Le Maroc renforce son positionnement dans les standards internationaux en matière de gouvernance. Dans un rapport publié à Paris, l’Organisation de coopération et de développement économiques souligne l’alignement du Royaume sur ses critères en matière de lutte contre la corruption et d’intégrité publique.
Le document revient sur la stratégie nationale de lutte contre la corruption couvrant la période 2015-2025, présentée comme un cadre structurant visant à consolider l’État de droit, la transparence et la reddition des comptes.
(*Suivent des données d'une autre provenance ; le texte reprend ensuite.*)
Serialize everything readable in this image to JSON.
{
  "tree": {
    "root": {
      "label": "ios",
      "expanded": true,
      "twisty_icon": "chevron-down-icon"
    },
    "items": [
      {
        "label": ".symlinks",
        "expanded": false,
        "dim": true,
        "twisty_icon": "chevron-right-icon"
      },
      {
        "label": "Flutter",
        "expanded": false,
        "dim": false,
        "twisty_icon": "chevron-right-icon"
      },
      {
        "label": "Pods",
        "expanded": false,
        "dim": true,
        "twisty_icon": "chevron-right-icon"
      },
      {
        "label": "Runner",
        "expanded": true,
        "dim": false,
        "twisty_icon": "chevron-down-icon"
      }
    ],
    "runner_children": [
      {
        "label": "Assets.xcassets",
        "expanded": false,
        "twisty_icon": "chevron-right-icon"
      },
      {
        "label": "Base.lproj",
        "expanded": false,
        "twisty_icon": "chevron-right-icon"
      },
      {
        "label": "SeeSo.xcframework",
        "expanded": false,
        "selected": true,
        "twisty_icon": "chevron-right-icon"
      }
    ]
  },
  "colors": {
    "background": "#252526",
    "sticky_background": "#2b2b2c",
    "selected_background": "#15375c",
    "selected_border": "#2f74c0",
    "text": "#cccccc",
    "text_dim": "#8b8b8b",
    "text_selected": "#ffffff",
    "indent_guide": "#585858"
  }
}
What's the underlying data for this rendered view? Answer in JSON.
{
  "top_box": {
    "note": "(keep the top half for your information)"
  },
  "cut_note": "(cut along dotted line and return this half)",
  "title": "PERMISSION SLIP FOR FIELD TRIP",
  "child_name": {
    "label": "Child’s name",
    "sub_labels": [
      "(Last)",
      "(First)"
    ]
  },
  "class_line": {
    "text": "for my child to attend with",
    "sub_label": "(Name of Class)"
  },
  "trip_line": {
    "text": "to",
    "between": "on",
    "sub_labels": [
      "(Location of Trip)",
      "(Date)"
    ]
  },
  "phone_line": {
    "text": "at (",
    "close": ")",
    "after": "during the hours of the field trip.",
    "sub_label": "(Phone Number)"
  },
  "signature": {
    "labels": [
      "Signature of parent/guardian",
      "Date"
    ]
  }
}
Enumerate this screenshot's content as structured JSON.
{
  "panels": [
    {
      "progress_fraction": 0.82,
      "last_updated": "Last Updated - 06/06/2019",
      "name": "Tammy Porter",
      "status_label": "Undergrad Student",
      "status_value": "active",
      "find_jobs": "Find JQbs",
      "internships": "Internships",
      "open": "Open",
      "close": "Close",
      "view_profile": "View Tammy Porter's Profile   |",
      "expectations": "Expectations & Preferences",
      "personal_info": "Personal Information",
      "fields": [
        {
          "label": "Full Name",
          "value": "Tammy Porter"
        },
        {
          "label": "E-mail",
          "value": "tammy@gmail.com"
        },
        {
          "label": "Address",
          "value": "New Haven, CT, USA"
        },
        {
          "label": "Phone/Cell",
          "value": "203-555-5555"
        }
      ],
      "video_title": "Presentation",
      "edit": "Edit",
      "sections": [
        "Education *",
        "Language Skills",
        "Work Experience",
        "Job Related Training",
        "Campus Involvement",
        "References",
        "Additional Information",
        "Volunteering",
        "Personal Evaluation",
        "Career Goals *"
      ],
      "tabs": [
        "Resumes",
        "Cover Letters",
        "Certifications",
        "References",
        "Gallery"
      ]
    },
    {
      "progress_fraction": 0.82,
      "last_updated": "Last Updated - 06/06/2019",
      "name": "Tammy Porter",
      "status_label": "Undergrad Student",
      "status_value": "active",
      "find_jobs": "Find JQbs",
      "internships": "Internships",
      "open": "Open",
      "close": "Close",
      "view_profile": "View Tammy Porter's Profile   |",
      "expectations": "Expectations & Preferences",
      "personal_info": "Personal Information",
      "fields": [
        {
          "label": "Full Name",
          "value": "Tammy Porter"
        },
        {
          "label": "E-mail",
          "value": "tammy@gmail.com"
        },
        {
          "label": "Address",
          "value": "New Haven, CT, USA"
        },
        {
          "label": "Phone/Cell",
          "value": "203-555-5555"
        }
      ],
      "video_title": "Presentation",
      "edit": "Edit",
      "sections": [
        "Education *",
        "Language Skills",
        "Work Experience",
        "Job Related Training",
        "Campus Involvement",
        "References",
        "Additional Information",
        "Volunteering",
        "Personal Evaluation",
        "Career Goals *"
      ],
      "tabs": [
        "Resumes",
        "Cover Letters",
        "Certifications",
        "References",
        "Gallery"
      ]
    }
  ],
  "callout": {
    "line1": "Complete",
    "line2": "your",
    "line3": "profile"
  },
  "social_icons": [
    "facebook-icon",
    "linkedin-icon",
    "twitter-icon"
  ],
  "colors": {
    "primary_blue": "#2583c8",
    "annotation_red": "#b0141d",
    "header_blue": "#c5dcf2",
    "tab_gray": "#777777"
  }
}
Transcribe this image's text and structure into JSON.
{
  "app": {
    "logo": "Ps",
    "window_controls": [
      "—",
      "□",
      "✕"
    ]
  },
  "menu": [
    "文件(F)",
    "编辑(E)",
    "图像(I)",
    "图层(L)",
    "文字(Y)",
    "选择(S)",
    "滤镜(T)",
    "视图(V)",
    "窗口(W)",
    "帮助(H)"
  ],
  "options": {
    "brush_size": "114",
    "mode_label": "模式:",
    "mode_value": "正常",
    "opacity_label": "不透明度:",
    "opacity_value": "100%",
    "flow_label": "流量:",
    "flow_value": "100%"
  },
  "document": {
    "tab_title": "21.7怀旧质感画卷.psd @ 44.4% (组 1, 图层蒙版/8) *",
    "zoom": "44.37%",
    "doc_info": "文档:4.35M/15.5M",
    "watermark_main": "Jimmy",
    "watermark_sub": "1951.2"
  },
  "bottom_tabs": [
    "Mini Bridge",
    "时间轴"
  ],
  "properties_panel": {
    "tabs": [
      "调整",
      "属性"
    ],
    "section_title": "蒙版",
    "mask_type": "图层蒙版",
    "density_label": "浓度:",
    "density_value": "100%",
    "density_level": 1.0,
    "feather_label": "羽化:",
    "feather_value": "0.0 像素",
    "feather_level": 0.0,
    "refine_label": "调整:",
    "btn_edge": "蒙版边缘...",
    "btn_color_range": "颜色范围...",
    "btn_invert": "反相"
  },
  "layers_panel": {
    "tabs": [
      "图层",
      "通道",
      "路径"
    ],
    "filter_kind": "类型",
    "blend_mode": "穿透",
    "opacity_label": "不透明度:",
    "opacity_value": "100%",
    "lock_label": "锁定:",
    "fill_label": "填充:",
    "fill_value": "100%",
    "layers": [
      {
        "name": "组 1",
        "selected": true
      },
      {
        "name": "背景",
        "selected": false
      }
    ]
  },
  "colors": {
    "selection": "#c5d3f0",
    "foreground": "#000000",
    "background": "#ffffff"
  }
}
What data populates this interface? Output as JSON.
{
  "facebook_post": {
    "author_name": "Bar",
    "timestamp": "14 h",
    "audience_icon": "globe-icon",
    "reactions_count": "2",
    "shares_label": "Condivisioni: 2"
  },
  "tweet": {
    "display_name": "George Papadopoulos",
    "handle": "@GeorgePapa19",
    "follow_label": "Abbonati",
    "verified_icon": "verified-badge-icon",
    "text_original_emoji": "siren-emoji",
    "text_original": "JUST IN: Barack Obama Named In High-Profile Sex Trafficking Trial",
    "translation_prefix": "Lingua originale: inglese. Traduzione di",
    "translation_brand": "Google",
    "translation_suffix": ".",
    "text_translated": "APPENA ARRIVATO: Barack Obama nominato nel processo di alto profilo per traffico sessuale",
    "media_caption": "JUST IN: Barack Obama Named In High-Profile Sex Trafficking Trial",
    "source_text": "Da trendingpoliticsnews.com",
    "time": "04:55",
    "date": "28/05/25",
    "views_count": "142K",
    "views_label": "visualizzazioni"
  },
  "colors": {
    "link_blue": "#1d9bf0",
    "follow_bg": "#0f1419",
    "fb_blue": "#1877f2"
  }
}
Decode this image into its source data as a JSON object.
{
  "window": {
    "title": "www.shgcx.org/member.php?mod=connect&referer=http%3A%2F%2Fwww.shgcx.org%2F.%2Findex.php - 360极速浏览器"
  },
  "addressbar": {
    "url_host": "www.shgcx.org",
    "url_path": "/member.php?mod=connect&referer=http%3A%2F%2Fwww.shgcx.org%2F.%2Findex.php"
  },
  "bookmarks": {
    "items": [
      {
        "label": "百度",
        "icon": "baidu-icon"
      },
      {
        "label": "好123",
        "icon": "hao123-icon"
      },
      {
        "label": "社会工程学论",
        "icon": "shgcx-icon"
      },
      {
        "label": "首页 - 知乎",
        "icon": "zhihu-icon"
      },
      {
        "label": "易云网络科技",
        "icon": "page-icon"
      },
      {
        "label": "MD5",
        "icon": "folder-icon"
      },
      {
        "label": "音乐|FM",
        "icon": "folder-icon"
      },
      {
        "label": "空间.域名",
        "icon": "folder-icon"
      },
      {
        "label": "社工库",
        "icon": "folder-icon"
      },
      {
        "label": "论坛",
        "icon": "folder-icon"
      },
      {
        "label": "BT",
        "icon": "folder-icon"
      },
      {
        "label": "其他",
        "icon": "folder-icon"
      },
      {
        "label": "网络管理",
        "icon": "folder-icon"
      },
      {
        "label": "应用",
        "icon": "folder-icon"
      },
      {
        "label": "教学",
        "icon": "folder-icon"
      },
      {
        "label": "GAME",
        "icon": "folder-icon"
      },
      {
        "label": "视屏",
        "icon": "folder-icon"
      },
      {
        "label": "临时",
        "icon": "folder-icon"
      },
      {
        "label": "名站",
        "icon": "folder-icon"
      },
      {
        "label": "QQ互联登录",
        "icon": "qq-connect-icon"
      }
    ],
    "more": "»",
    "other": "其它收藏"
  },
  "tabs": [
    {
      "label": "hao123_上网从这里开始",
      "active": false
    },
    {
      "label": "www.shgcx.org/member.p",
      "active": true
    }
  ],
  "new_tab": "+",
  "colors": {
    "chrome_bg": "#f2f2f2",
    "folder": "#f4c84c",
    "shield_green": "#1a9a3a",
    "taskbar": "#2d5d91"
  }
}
Cette approche s’appuie sur plusieurs institutions mises en place ces dernières années, notamment la Commission nationale anticorruption créée en 2017 pour piloter la mise en œuvre de cette stratégie et renforcer la coopération internationale.
Le rapport met également en avant le rôle de l’Instance Nationale de la Probité de la Prévention et de la Lutte contre la Corruption, chargée de coordonner les politiques publiques dans ce domaine et de formuler des recommandations à partir d’analyses régulières.
Sur le plan des indicateurs, le Maroc dépasse les moyennes observées au sein de l’OCDE. Le Royaume remplit 73 pour cent des critères relatifs à la solidité du cadre stratégique et 53 pour cent en pratique, contre respectivement 38 pour cent et 32 pour cent pour l’Organisation. Les résultats sont encore plus marqués en matière de financement de la vie politique, avec un taux de conformité de 100 pour cent tant sur le plan réglementaire que dans sa mise en œuvre, alors que la moyenne de l’OCDE reste nettement inférieure.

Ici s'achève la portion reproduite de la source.